A lot of the extinct animals I'm fascinated with co-existed with humans in pre-history. Some of these went extinct in more recent memory. When I'm talking about pre-history, I'm using the conventional sense of "humans prior to civilization or writing". To be a little more precise, I tend to be interested in the late/upper Pleistocene period, and up to about the Meghalayan period of the Holocene. A lot of these time periods are demarcated by ice ages, and I mostly am interested in right before and during the most recent ice age and afterwards, but before agriculture. This ends up being between roughly 129,000 BCE and 2251 BCE (about 4,250 years ago).
It is very confusing and visuals are very much a thing that help with understanding all this terminology and the ways all of these time periods break down. The chart on the left from Britannica is helpful to me, and Wikipedia's pages on the Pleistocene onwards and how the time periods are defined are really useful as well.
Also note that on these pages I'm using "BCE" to stand for "Before Common Era", and the abbreviation "ka BP" to mean "x-thousand number of years before present". Figuring out where to start counting time in human civilization is always difficult and contentious, and I'm trying to stick with a system I'm pretty sure my readers are most familiar with, or at least easily able to adapt to. The "BCE" indicator really is just a half-hearted attempt to make the old "BC"—that is, "Before Christ"—more neutral without meaningfully changing the date system that we've come to rely on. It remains based on the Gregorian calendar that the Western world shifted to using in the 1580s, which was just a revision of the Julian calendar, and used the birth of Jesus of Nazareth as its starting point, the year 0. Turns out some monk did his math wrong, actually, and Jesus was probably born somewhere in about the year 4 through 7 or so, but no one wants to change all our calendars and date systems now. The main point is that if you understand the year "1945 CE" to be the year World War II ended and the Baby Boomer generation started being born, and that The Beatles first performed on The Ed Sullivan Show in November of the year 1963 CE—"CE" meaning, of course, "Common Era"—and you can understand the year 1950 BCE to be 1,950 years before the Common Era, aka 3,975 years ago...you'll be fine.
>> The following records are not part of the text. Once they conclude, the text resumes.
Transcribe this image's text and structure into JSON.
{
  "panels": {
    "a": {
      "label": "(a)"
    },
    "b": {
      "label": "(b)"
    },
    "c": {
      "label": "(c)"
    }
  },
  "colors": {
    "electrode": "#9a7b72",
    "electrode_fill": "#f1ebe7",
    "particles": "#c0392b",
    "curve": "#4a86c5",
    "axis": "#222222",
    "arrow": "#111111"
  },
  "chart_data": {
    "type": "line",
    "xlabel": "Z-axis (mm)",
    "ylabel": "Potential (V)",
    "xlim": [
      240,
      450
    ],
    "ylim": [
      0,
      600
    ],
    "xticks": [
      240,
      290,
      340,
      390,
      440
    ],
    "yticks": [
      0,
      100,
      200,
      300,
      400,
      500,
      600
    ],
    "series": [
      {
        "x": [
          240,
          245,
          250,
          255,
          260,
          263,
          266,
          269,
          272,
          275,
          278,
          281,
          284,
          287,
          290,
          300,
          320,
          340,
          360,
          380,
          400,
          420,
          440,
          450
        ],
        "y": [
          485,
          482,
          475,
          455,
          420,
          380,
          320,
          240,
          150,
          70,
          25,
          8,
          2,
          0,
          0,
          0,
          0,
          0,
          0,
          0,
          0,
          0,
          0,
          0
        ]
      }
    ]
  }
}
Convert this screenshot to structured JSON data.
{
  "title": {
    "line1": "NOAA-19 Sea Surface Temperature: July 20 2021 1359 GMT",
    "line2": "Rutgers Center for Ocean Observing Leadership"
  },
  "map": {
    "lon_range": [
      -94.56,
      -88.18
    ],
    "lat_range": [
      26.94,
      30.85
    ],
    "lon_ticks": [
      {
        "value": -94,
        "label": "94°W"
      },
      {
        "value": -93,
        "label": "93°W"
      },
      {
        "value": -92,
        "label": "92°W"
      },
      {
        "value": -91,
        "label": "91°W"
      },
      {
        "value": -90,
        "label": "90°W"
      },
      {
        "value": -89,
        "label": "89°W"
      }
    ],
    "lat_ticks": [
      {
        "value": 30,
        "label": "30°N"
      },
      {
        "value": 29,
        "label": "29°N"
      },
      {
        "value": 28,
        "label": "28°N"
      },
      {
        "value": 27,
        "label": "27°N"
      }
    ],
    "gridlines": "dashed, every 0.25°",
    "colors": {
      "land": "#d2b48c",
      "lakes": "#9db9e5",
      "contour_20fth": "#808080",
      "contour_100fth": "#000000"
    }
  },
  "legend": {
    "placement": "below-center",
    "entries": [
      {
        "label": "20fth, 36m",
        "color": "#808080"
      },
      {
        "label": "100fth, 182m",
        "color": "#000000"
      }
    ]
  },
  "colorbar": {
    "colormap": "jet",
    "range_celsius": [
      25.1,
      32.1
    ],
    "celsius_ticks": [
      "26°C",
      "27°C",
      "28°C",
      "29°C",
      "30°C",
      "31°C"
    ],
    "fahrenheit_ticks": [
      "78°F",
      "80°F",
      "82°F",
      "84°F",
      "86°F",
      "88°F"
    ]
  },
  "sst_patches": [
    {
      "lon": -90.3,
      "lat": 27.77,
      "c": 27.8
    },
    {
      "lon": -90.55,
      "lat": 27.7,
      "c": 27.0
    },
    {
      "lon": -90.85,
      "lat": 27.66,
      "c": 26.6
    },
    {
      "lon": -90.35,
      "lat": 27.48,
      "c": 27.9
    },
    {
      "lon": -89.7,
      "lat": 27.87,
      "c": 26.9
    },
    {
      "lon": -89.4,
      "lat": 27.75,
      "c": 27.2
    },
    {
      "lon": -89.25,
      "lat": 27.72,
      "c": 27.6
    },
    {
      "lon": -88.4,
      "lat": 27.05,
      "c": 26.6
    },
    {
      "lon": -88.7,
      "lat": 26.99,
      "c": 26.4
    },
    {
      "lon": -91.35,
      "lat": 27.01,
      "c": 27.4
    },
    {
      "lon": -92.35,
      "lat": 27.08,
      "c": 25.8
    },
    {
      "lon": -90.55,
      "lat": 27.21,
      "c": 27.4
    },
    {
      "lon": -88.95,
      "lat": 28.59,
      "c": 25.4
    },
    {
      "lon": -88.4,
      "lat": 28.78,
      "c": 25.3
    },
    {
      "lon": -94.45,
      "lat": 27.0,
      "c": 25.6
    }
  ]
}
Pretty much any time you see BCE or CE will be referring to something that's within humanity's post-agricultural phase (aka "now-ish"). If you see "the gigantodon walked the earth about 150 ka BP", that's 150 thousand years prior to now, ie, 148,000 BCE, at which point exactly how many thousands of years doesn't really matter as much for our purposes. Just pay attemtion to the abbreviations so you see when I'm using BCE or CE vs "ka BP" and this should make sense.